Lê-se na História Natural que as mulheres sentem compaixão
bem mais intensamente do que os homens, derramam lágrimas bem mais do que os
homens e possuem uma memória muito mais duradoura do que os homens
(Aristóteles). Nessas três qualidades são indicadas a piedade com o próximo, a
devoção das lágrimas, a lembrança da paixão do Senhor. Lemos no Cântico dos
Cânticos: “Coloca-me como um selo em teu coração, uma tatuagem em teu braço, porque
forte como a morte é o amor!” (8,6): o teu amor
pelo qual morreste! Bem-aventuradas aquelas almas que possuem essas três qualidades.

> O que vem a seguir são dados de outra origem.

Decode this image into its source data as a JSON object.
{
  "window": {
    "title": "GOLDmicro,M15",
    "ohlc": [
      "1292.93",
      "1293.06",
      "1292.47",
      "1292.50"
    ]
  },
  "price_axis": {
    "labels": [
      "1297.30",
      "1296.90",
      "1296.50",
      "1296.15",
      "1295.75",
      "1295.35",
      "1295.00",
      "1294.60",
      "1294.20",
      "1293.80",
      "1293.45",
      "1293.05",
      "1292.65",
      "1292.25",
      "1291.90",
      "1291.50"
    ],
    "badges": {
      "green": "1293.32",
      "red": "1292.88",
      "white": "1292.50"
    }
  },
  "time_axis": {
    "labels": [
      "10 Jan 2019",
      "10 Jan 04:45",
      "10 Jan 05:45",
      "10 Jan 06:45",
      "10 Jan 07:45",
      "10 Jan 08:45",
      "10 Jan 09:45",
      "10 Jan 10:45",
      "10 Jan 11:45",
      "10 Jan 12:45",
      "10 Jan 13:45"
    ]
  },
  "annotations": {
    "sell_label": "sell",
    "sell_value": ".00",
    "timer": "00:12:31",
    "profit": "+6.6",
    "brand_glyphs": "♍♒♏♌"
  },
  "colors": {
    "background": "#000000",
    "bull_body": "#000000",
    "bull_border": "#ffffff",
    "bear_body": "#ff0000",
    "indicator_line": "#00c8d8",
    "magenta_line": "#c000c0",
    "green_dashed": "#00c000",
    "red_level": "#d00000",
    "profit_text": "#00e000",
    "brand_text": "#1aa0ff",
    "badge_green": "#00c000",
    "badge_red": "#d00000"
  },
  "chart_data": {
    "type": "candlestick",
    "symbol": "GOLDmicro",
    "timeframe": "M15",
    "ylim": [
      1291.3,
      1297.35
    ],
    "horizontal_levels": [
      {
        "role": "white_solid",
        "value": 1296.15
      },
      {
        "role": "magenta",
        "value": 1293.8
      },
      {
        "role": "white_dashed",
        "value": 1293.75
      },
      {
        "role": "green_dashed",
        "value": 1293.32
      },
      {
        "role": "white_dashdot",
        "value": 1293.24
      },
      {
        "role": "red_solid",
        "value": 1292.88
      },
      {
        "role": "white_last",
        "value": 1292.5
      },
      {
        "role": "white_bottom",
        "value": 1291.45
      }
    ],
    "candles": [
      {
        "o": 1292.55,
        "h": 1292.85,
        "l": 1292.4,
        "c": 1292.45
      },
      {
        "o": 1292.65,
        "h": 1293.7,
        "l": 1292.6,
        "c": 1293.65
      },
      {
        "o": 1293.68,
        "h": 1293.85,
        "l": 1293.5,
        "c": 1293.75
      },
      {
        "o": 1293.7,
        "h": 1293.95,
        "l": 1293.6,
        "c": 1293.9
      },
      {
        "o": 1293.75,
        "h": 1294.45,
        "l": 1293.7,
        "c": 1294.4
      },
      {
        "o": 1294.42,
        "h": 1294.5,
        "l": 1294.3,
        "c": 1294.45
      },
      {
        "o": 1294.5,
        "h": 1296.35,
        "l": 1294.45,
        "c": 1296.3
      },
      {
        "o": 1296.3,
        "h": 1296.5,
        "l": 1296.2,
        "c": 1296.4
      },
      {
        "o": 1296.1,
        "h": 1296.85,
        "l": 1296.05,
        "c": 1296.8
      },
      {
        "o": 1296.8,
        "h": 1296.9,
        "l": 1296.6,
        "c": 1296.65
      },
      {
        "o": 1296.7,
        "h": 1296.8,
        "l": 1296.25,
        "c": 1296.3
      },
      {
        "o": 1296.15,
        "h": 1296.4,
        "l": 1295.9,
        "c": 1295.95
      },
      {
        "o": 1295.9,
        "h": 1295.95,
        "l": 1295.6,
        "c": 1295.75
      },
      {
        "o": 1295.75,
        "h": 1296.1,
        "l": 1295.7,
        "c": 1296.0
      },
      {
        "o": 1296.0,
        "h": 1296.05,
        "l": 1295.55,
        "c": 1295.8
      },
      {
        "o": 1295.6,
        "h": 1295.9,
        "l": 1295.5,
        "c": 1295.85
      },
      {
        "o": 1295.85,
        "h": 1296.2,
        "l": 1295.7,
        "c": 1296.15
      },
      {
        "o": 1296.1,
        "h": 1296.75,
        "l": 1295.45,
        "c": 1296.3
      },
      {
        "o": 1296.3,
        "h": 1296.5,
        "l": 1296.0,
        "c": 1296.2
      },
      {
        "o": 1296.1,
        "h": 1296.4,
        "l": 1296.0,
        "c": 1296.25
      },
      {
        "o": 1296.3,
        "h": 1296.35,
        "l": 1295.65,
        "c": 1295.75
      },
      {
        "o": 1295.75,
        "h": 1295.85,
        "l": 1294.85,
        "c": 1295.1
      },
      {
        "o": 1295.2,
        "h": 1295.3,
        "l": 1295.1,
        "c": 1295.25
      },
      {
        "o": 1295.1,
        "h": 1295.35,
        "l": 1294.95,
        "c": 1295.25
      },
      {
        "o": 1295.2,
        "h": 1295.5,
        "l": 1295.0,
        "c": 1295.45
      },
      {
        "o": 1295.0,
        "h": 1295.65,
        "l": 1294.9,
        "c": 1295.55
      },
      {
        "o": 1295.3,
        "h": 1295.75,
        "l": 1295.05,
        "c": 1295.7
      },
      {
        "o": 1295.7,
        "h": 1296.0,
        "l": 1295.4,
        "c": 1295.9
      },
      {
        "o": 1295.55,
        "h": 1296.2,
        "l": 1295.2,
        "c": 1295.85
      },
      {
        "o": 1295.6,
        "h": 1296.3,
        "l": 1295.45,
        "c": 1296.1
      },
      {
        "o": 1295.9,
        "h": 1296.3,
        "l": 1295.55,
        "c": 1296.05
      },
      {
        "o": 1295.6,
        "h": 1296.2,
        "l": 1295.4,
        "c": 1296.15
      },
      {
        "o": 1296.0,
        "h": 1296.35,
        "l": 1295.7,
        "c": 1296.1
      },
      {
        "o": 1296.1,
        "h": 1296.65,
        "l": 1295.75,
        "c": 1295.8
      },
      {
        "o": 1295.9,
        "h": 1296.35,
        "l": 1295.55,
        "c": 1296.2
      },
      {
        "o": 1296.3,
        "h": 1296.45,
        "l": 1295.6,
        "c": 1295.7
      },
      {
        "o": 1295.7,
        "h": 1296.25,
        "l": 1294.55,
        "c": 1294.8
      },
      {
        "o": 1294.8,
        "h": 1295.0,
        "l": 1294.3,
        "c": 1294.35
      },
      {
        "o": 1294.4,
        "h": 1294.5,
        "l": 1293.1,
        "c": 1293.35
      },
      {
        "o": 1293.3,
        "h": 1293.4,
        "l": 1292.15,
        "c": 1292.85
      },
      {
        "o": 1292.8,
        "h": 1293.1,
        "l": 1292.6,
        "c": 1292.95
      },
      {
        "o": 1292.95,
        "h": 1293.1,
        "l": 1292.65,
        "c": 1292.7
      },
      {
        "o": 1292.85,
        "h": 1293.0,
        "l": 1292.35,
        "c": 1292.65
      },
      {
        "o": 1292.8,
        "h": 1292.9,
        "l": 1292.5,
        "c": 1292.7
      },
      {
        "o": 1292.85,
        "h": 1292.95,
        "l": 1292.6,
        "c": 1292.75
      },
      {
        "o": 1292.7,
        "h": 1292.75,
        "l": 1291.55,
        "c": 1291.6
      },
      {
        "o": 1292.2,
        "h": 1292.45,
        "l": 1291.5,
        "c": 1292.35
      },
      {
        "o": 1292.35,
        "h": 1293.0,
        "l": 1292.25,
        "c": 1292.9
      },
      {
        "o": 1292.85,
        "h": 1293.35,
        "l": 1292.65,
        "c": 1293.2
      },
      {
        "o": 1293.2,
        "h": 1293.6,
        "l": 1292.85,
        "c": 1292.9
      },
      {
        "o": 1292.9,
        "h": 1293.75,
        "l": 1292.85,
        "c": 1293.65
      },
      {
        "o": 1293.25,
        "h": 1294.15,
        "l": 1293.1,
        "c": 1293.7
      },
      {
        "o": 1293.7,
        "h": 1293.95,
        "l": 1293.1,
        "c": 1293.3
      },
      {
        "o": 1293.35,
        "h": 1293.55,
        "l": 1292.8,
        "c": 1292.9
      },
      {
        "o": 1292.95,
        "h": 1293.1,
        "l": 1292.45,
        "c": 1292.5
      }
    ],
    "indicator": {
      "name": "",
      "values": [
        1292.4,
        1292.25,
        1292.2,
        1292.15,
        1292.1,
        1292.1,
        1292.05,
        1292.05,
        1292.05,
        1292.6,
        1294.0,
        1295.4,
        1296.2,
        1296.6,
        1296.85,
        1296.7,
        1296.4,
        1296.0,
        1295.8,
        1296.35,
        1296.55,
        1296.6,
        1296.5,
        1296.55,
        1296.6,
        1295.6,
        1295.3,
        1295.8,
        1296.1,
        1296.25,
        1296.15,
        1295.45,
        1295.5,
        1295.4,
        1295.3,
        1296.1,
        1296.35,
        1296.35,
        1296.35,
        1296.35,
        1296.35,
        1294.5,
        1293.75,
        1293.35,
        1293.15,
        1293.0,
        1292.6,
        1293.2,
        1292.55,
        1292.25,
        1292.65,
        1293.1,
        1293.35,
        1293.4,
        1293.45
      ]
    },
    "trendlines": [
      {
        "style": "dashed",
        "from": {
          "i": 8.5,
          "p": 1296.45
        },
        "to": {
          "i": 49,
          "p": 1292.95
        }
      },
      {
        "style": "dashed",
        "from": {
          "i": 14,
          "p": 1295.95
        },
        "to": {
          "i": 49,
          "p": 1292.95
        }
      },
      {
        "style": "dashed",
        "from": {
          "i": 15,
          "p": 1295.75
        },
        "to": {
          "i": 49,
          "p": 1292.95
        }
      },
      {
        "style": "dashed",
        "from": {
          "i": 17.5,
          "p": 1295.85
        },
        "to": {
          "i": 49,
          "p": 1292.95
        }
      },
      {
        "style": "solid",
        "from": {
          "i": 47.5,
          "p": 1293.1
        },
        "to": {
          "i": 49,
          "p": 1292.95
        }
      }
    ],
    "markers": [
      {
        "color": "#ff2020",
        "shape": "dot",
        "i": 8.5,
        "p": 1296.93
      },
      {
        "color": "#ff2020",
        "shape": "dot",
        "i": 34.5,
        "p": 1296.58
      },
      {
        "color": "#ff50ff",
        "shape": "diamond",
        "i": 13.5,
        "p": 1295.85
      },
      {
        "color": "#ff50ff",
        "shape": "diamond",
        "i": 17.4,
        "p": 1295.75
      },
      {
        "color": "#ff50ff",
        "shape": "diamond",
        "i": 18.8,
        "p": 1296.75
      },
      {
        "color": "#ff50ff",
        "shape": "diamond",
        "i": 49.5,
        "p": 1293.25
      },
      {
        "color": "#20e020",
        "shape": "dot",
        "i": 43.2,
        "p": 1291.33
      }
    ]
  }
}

Entre elas é bendita, com o privilégio de uma bênção especial, a alma fiel e
humilde, rica de obras de caridade. E em mérito a essa bênção, continua: “Eis que conceberás e darás à luz um
filho e lhe porás o nome de Jesus”. Lemos ainda na História
Natural que as mulheres grávidas sentem dores, perdem o apetite, a vista fica
anuviada. Outras mulheres grávidas não gostam de vinho, porque bebendo-o perdem
as forças. Isso acontece também com a alma. Quando, sob a ação do Espírito
Santo, concebe o espírito da salvação: começa a arrepender-se de seus pecados,
sente repugnância pelas coisas temporais, desagrada-se a si mesma, (este é o
significado do anuviamento da vista); acostumada a admirar-se com gosto, não
gosta do vinho da luxúria.
Por estes sinais poderás julgar se a alma concebeu o
espírito da salvação que em seguida dará à luz quando der fruto na luz das
obras boas. E a esse fruto dará o nome de “salvação” (Jesus),
porque tudo o que faz é em vista da salvação. É a intenção - foi dito - que
qualifica a obra. A alma fiel age para agradar a Deus, para obter o perdão dos
pecados, edificar o próximo e alcançar a salvação. Digne-se conceder a salvação
também a nós Aquele que é bendito pelos séculos dos séculos. Amém.